Taxi Driver Martin Bell Sawed Gemma Simpson's Legs Off Because He Couldn't Fit Her In Car Boot


A taxi driver has admitted killing a woman in a "frenzied" attack with a hammer and a knife before sawing her legs off and burying her at a beauty spot.

Martin Bell said God told him to kill 23-year-old Gemma Simpson when she was at his flat in Harrogate, North Yorkshire, 14 years ago in May 2000.

Bell pleaded guilty to manslaughter on the grounds of diminished responsibility when he appeared at Leeds Crown Court on Monday.

Gemma Simpson went missing 14 years ago. Her remains have been found at a beauty spot

The 45-year-old, who handed himself into police earlier this year, said he gave Simpson the opportunity to get away but killed her after he thought she had threatened his children.

Simon Myerson QC told the court Bell launched a "frenzied" attack in which he repeatedly struck Simpson with a hammer and then stabbed her in the back and neck an "enormous" and "uncountable" number of times with a kitchen knife.

Myerson said: "His intent was for her not to be in pain."

Bell filled a bath with water and left Simpson in it for four days with her hands tied behind her back because he was "frightened she would come back to life".

Myerson said Bell closed the shower curtain so he did not have to see the body and repainted his flat with lilac paint to cover the blood stains.

He hired a car but found that he could not fit Simpson's body in the boot, so he sawed off the bottom of his victim's legs.

Bell, who has been diagnosed with psychotic illness, told police he did this "as fast as I could so I wasn't sick".

He wrapped Simpson's body in a sleeping bag and secured it with chains and a padlock "so she couldn't get out".

He then drove her to Brimham Rocks, near Harrogate, where he dug a hole with a shovel and buried her.

Myerson told the court that Bell, who was 30 at the time of the attack, had known Simpson for around five years.

On the day of her death, the pair met at Leeds railway station before going back to Bell's flat in Harrogate.

Bell was questioned by police after Simpson was reported missing and said the young woman had called him to ask if she could stay with him but he had not seen her that day.

In July this year, Bell rang a former girlfriend and told her he had killed someone 14 years ago. He then handed himself in at Scarborough police station.

During his interviews, Bell took police to Brimham Rocks and showed them where he had buried Simpson, and her remains were recovered.

He said he had visited the site four or fives times since Simpson's death.

Bell told police he had considered confessing in the past but his mother was still alive and he was concerned about losing his freedom.

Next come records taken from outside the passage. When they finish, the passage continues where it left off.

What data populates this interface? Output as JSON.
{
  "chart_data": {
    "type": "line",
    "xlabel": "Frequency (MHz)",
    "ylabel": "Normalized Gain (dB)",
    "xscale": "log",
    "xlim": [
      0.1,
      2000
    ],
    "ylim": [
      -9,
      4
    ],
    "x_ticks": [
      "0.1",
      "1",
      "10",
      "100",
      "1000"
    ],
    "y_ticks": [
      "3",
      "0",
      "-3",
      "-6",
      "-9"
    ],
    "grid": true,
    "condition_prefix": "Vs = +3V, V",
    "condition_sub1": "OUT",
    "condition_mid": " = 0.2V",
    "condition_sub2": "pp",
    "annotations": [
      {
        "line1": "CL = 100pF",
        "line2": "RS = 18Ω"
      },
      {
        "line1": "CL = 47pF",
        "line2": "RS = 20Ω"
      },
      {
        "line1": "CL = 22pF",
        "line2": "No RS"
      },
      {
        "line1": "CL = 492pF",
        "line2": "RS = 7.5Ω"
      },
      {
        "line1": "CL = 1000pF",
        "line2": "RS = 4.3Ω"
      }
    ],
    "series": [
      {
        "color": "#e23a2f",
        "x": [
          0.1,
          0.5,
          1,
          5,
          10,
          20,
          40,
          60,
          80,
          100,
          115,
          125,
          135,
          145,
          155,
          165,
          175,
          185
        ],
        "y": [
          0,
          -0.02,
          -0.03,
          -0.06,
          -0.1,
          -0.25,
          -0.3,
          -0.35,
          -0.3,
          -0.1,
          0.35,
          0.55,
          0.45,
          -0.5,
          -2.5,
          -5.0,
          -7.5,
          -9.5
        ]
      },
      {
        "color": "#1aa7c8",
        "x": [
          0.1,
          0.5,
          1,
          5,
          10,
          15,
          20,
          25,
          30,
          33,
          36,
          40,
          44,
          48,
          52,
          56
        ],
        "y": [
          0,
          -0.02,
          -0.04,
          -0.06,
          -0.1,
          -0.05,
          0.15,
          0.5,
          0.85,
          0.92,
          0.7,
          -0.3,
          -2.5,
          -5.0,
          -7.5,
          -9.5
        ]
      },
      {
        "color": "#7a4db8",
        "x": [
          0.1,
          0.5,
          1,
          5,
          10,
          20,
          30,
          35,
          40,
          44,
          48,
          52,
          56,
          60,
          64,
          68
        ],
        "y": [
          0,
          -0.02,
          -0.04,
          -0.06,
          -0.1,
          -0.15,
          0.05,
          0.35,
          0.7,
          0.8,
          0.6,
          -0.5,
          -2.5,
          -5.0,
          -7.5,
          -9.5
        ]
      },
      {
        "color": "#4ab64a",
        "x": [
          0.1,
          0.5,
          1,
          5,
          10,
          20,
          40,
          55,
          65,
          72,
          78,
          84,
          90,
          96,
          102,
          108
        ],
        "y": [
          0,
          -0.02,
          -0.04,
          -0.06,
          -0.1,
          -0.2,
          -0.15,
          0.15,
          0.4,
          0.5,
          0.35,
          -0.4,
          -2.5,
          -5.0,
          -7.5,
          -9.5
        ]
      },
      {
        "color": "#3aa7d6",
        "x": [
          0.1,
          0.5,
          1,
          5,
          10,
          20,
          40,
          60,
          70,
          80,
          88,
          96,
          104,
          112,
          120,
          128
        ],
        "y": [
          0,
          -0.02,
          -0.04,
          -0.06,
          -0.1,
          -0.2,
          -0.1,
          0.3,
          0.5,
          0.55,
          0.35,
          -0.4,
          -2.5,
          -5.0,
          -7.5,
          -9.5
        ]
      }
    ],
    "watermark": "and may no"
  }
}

Paul Greaney QC, defending Bell, told the court the defendant heard voices telling him to do things and had "developed complex delusional beliefs" which saw him moving around the country because he believed a group of men were trying to kill him.

He had been sectioned in a mental hospital for around nine months in August 1999 and was released around six weeks before he killed Simpson.

Greaney said the doctor who discharged Bell accepted that the delusions had not disappeared at that stage.

A psychiatric report carried out after Bell's arrest diagnosed his mental illness as schizophrenia.

Greaney said: "At the time of the killing, Martin Bell was suffering from a serious mental illness which substantially impaired his mental responsibility in doing what he did in killing Gemma Simpson."

He added: "The killing would not have occurred had he been well."

Greaney said if Bell had not handed himself in to police, "he would probably have gone to his own grave without ever being punished".

The Recorder of Leeds, Judge Peter Collier QC, said he would sentence Bell on Friday.